BRUSSELS – A European Union court ruled Tuesday that a tax deal between the Dutch government and Starbucks did not amount to illegal state support, as claimed by regulators, delivering a blow to the bloc’s efforts to crack down on sweetheart tax breaks for multinationals.
The General Court said the European Commission “was unable to demonstrate the existence of an advantage in favor of Starbucks” when handing down its tax ruling in 2015. The Dutch authorities, which fought the commission in court along with Starbucks, have already claimed back $28 million from the coffee giant to respect the ruling.
EU Competition Commissioner Margrethe Vestager, who the Trump administration accuses of targeting U.S. companies like Google or Amazon with antitrust action and big fines, vowed to push on with the commission’s tax crackdown.

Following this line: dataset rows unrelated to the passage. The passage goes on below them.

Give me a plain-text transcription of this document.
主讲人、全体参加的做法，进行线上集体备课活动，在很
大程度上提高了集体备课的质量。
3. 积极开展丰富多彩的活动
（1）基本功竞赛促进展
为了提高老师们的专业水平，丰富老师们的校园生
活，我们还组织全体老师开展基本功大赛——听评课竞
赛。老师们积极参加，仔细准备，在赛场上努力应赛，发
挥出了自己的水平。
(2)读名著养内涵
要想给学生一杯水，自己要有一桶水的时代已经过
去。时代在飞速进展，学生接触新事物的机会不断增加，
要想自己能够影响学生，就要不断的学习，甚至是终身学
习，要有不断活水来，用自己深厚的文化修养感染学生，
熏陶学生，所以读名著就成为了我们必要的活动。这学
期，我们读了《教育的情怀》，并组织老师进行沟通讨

“The commission will continue to look at aggressive tax planning measures under EU State aid rules,” Vestager said in a written statement.
“All companies, big and small, should pay their fair share of tax. If member states give certain multinational companies tax advantages not available to their rivals, this harms fair competition in the EU. It deprives the public purse and EU taxpayers of much needed funds to fight climate change, to build infrastructure, to invest in innovation,” she said.
Apple launched last week its fight against a commission order to pay $14.3 billion in back taxes linked to a deal it made with the Irish government. Dublin is also challenging the ruling.
Starbucks and Dutch State Secretary for Finances Menno Snel welcomed Tuesday’s court decision.
“This judgment means that the tax service did not treat Starbucks better or differently from other companies,” Snel said in a written statement.
The coffee company said the decision “makes clear Starbucks did not receive any special tax treatment from the Netherlands. Starbucks pays all of its taxes wherever they are due.”
In a similar case Tuesday, the General Court decided that automaker Fiat will have to pay up to $33 million in back taxes to Luxembourg.
It ruled that Vestager’s services had acted correctly in 2015 when they ordered Fiat Chrysler Finance Europe to return the tax break, saying that the commission was “fully entitled to conclude that the tax ruling at issue conferred an advantage” to the group.
Following the two verdicts, Vestager said that “each case has its specificities and involves complex legal questions. We will study the judgments carefully before deciding on possible next steps.”
EU lawmaker Sven Giegold – the Greens group financial affairs spokesman – said they highlight the need to reinforce EU-wide tax avoidance rules.
“We should not have to rely on lengthy Commission investigations and Court decisions to achieve tax justice,” Giegold said in a statement. “EU Member States should not be able to aid and abet the tax avoidance of large companies.”